Personne ne fait ça. Tout le principe du transhumanisme (libéral), c’est de décider chacun pour sois. Je ne vois pas ce que les générations futures viennent foutre la-dedans.
c’est parce que sous couvert de parler de transhumanisme, Michel parle d’avortement, de FIV, de manipulations genetiques etc, bref, tous les epouvantails que les journalistes et conservateurs dressent immanquablement a chaque fois qu’il s’agit d’evoquer l’avenir de la cybernetique.Michel se contrefout de l’aide immense que les technologies du corps vont nous permettre, mais comme tout bon franchouille qui fait semblant de raisonner, geint sur les inegalites, les menaces et les oppressions possibles.C’est marrant parce qu’au fond c’est le fond de commerce du socialisme.
« mais comme tout bon franchouille qui fait semblant de raisonner, geint sur les inegalites, les menaces et les oppressions possibles.C’est marrant parce qu’au fond c’est le fond de commerce du socialisme. »
Les conservateurs sont souvent socialistes, en effet.
Criticable, vous observez une régression de l’humain.
Et par certains aspects je souscris: mais pour des raisons fort différentes :
la régression résulte plus de la « progression apparente, illusoire » de la connaissance
et des effets qu’elle crée.
après la MORT de Dieu vient inexorablement le MORT de l’Homme.
Pour éviter de longs débats, les progrès (scientifique) : chimie (pharmacie) technologie (silicium un réel Don de Dieu, auquel j’ai eu le bonheur de participer), … ont eu plutôt un effet négatif : à titre d’exemple les progrès dans le domaine du semi-conducteur a eu des effets catastrophique sur nos enfants (goût du jeu facile, … d’où ignorance démultipliée, …).
Pardon pour ce trop bref commentaire !
Donc, l’homme parfait est l’homme sauvage…
Que sont les vêtements, sinon un transhumanisme primitif, améliorant les capacités d’adaptation à son environnement ?
le sujet me plait bcp, depuis une dizaine d’années deja, mais je trouve que votre billet comme les discussions a ce sujet sont pauvres !
@ cas: ohhhhhh, c’est suffisant pour vivre de s’aimer tel que l’on est, en tous les cas, je vais avoir moins mal au dents pendant quelques heures en visualisant l’augmentation socialiste 😉
« le sujet me plait bcp, depuis une dizaine d’années deja, mais je trouve que votre billet comme les discussions a ce sujet sont pauvres ! »

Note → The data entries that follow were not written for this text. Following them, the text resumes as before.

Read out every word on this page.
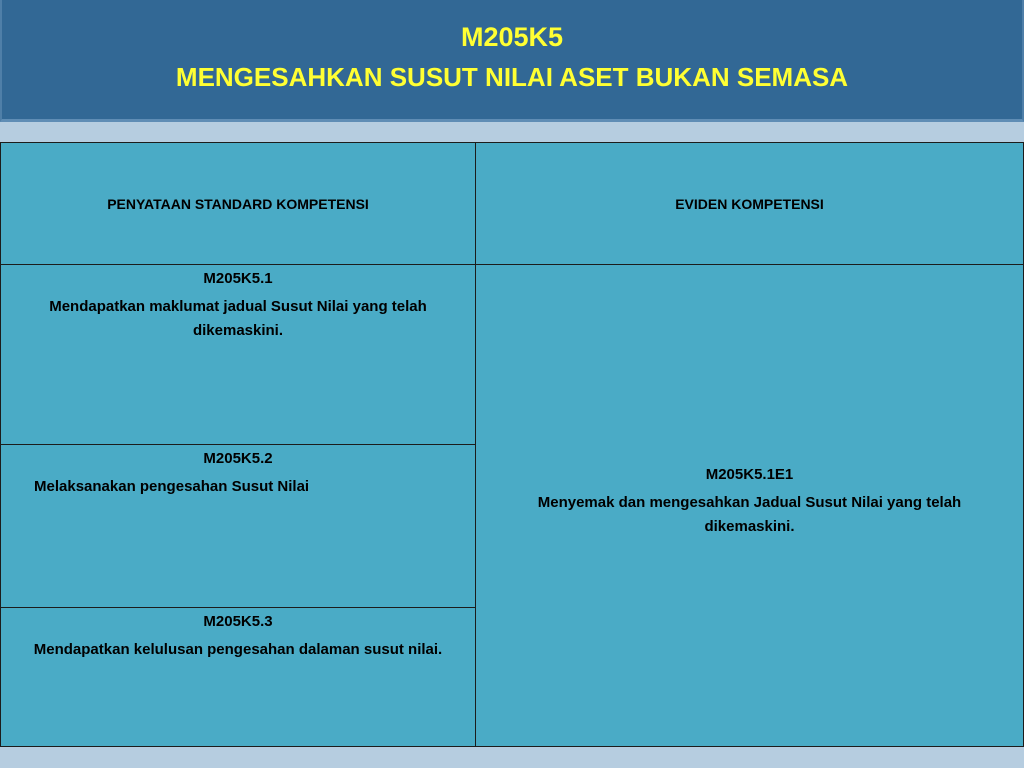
M205K5
MENGESAHKAN SUSUT NILAI ASET BUKAN SEMASA
PENYATAAN STANDARD KOMPETENSI	EVIDEN KOMPETENSI
M205K5.1
Mendapatkan maklumat jadual Susut Nilai yang telah dikemaskini.
M205K5.2
Melaksanakan pengesahan Susut Nilai
M205K5.3
Mendapatkan kelulusan pengesahan dalaman susut nilai.
M205K5.1E1
Menyemak dan mengesahkan Jadual Susut Nilai yang telah dikemaskini.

Tout à fait. Ca n’inspire souvent pas grand chose au gens, à part des vocations de devins et de Cassandres.
Mes frères, certains de nos chasseurs s’équipent maintenant de prothèses entourant les pieds pour marcher plus facilement et améliorer leurs performances. Ils appellent ça des sandales. Par ailleurs nos cueilleurs développent une connaissance des plantes afin d’améliorer leur état de santé ou accélérer la guérison des blessures.
Toutes ces évolutions et recherches vers le chasseur-cueilleur augmenté ou réparé doit nous inciter à une réflexion de fond sur les conséquences pour la société. Une réunion régulière des chefs de tribus sous forme d’un comité consultatif va donc être mise en place pour étudier ce phénomène et les dérives profondes qu’il peut générer.
Et lors du premier gueuleton de nos chefs préfèrés, un vieux mammouth aux dents longues et à l’estomac creux les dévora tous… Et pendant ce temps là Cromignon et cromignonne allaient cueillir/chasser leur dîner, jouant de leurs sandales, pour satisfaire les envies gustatives de madame 🙂
Sûr que si on avait écouter ce genre de lascars, on aurait toujours pas le feu…
… surtout que le feu ça brule : contraire au principe de précaution!
Ben nous avons le feu aux fesses…eux aussi d’ailleurs!